Vegetables and PUFA-rich plant oil reduce DNA strand breaks in individuals with type 2 diabetes
Correspondence: Elisabeth Müllner, Department of Nutritional Sciences, Faculty of Life Sciences, University of Vienna, Althanstraße 14, 1090 Vienna, Austria
Type 2 diabetes is a multifactorial disease associated with increased oxidative stress, which may lead to increased DNA damage. The aim of this study was to investigate the effect of a healthy diet on DNA oxidation in diabetics and nondiabetics.
Methods and results
Seventy-six diabetic and 21 nondiabetic individuals participated in this study. All subjects received information about the benefits of a healthy diet, while subjects randomly assigned to the intervention group received additionally 300 g of vegetables and 25 mL PUFA-rich plant oil per day. DNA damage in mononuclear cells (Comet Assay), urinary excretion of 8-oxo-7-hydro-2′-deoxyguanosine (8-oxodG) and 8-oxo-7,8-dihydroguanosine (8-oxoGuo) and glycated hemoglobin (HbA1c) were measured at baseline, after 4, 8 (end of intervention), and 16 weeks.
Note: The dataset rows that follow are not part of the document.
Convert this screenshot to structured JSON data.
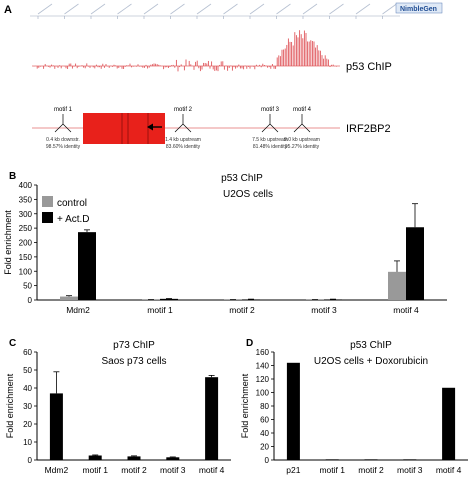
{
  "panel_a": {
    "letter": "A",
    "logo_text": "NimbleGen",
    "track1_label": "p53 ChIP",
    "track2_label": "IRF2BP2",
    "motifs": [
      {
        "name": "motif 1",
        "dist": "0.4 kb downstr.",
        "ident": "98.57% identity"
      },
      {
        "name": "motif 2",
        "dist": "1.4 kb upstream",
        "ident": "83.60% identity"
      },
      {
        "name": "motif 3",
        "dist": "7.5 kb upstream",
        "ident": "81.48% identity"
      },
      {
        "name": "motif 4",
        "dist": "9.0 kb upstream",
        "ident": "95.27% identity"
      }
    ]
  },
  "chart_data": [
    {
      "panel": "B",
      "type": "bar",
      "title": "p53 ChIP",
      "subtitle": "U2OS cells",
      "ylabel": "Fold enrichment",
      "ylim": [
        0,
        400
      ],
      "yticks": [
        0,
        50,
        100,
        150,
        200,
        250,
        300,
        350,
        400
      ],
      "categories": [
        "Mdm2",
        "motif 1",
        "motif 2",
        "motif 3",
        "motif 4"
      ],
      "legend_placement": "top-left",
      "series": [
        {
          "name": "control",
          "color": "#999999",
          "values": [
            12,
            1,
            1,
            1,
            98
          ],
          "errors": [
            3,
            0.5,
            0.5,
            0.5,
            38
          ]
        },
        {
          "name": "+ Act.D",
          "color": "#000000",
          "values": [
            236,
            4,
            2,
            2,
            253
          ],
          "errors": [
            8,
            1,
            1,
            1,
            82
          ]
        }
      ]
    },
    {
      "panel": "C",
      "type": "bar",
      "title": "p73 ChIP",
      "subtitle": "Saos p73 cells",
      "ylabel": "Fold enrichment",
      "ylim": [
        0,
        60
      ],
      "yticks": [
        0,
        10,
        20,
        30,
        40,
        50,
        60
      ],
      "categories": [
        "Mdm2",
        "motif 1",
        "motif 2",
        "motif 3",
        "motif 4"
      ],
      "series": [
        {
          "color": "#000000",
          "values": [
            37,
            2.5,
            2,
            1.5,
            46
          ],
          "errors": [
            12,
            0.3,
            0.3,
            0.2,
            1
          ]
        }
      ]
    },
    {
      "panel": "D",
      "type": "bar",
      "title": "p53 ChIP",
      "subtitle": "U2OS cells + Doxorubicin",
      "ylabel": "Fold enrichment",
      "ylim": [
        0,
        160
      ],
      "yticks": [
        0,
        20,
        40,
        60,
        80,
        100,
        120,
        140,
        160
      ],
      "categories": [
        "p21",
        "motif 1",
        "motif 2",
        "motif 3",
        "motif 4"
      ],
      "series": [
        {
          "color": "#000000",
          "values": [
            144,
            1,
            1,
            1,
            107
          ],
          "errors": [
            0,
            0,
            0,
            0,
            0
          ]
        }
      ]
    }
  ]
}
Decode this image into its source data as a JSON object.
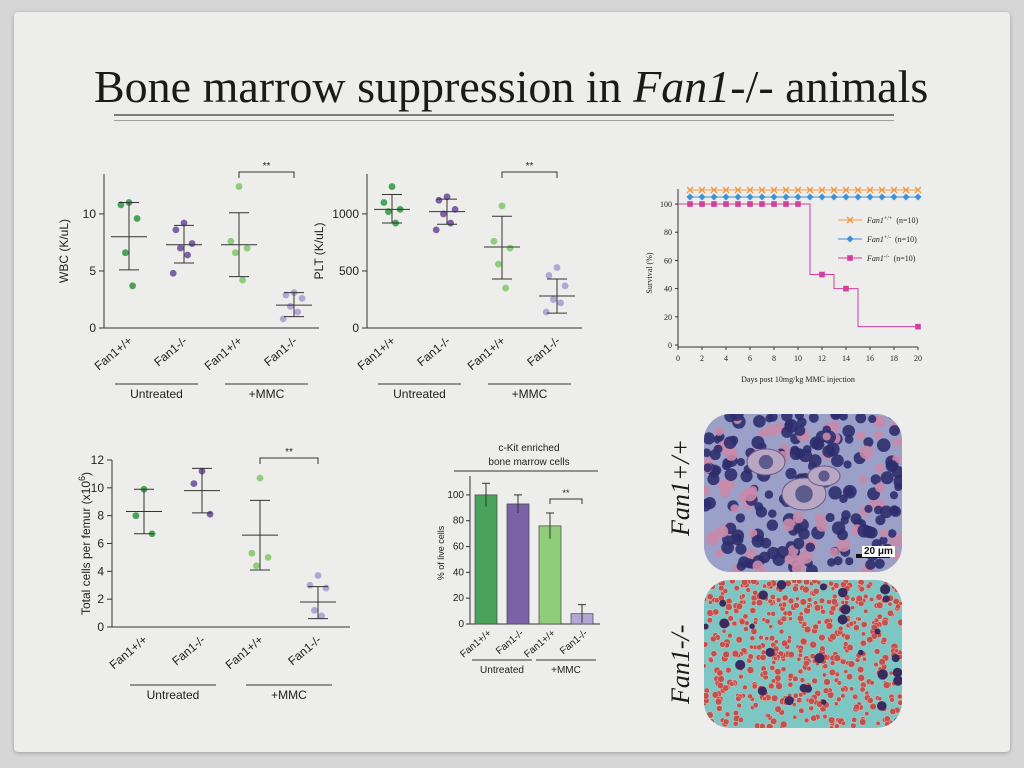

The intervention with vegetables and PUFA-rich oil led to a significant increase in plasma antioxidant concentrations. Diabetic individuals of the intervention group showed a significant reduction in HbA1c and DNA strand breaks. Levels of HbA1c were also improved in diabetics of the information group, but oxidative damage to DNA was not altered. Urinary 8-oxodG and 8-oxoGuo excretion remained unchanged in both groups.
This study provides evidence that a healthy diet rich in antioxidants reduces levels of DNA strand breaks in diabetic individuals.